La loi permet aux organisations syndicales de désigner en tant que délégué syndical un membre élu du comité social et économique, dans les entreprises de moins de cinquante salariés.
Cette possibilité est en effet consacrée à l’article L.2143-6 du Code du travail :
« Dans les établissements qui emploient moins de cinquante salariés, les syndicats représentatifs dans l’établissement peuvent désigner, pour la durée de son mandat, un membre de la délégation du personnel au comité social et économique comme délégué syndical.
Sauf disposition conventionnelle, ce mandat n’ouvre pas droit à un crédit d’heures. Le temps dont dispose le membre de la délégation du personnel au comité social et économique pour l’exercice de son mandat peut être utilisé dans les mêmes conditions pour l’exercice de ses fonctions de délégué syndical. »
En principe, la Cour de cassation selon une jurisprudence constante rendu sous l’égide de la disposition similaire antérieure de l’article L.412-11 du Code du travail avait déduit que, un membre de la délégation du personnel au CSE ainsi mandaté ne peut être qu’un membre titulaire, qui est seul à disposer d’un crédit d’heures à ce titre, contrairement au suppléant, puisque le Code du travail prévoit explicitement que le membre de la délégation du personnel doit utiliser son crédit d’heures pour les deux mandats (Cass. Soc, 30 octobre 2001, n°00-60313 ; Cass. Soc, 2 juillet 2014, n°13-25493).
Toutefois, la Haute juridiction avait retenu dans une décision du 20 juin 2012 que, un délégué du personnel suppléant assurant momentanément le remplacement du délégué du personnel titulaire pouvait être désigné délégué syndical dès lors qu’il pouvait à ce titre bénéficier d’heures de délégation (Cass. Soc, 20 juin 2012, n°11-61176).
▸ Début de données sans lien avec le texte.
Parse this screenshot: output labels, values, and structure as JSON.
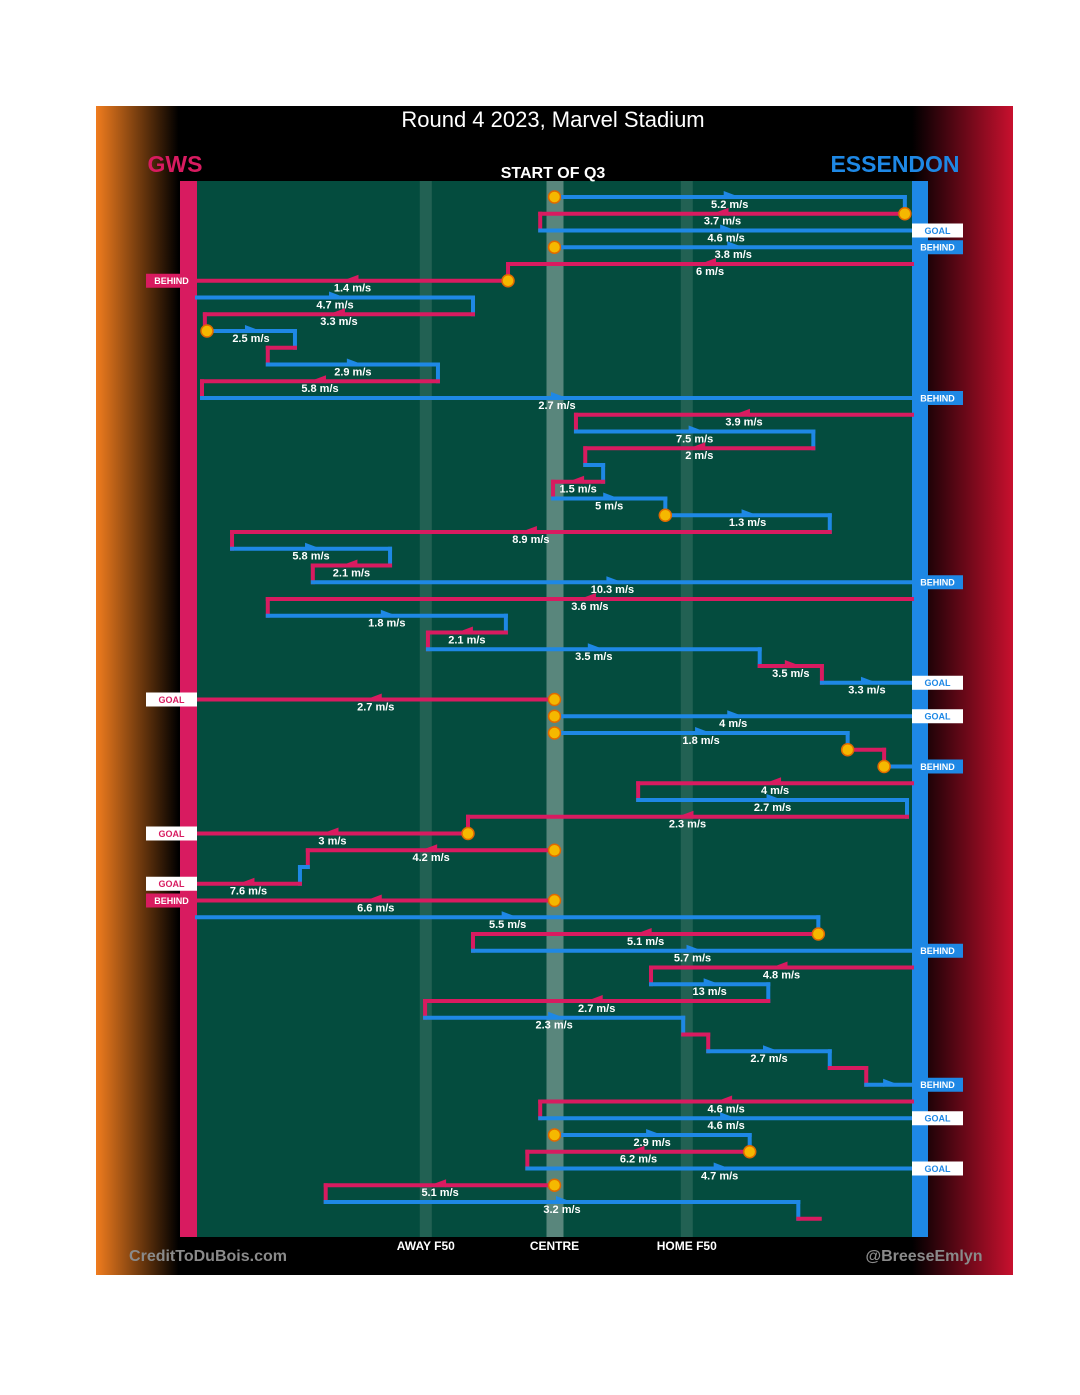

Les conditions pour qu’un suppléant du CSE soit désigné délégué syndical (- 50 salariés)
Dans les deux présentes affaires, la Chambre sociale de la Cour de cassation a retenu que seul un membre suppléant du CSE, disposant d’un crédit d’heures de délégation en application,
- soit du Code du travail,
- soit des clauses du protocole préélectoral,
- soit du fait qu’il remplace momentanément un membre titulaire,
- soit enfin en application d’un accord collectif dérogatoire,
peut être désigné en qualité de délégué syndical dans les entreprises de moins de cinquante salariés.
En l’espèce, et selon les jugements attaqués (Tribunal judiciaire d’Auxerre et d’Evreux) un salarié a été désigné délégué syndical du syndicat (CFDT dans l’un, CFE CGC dans l’autre).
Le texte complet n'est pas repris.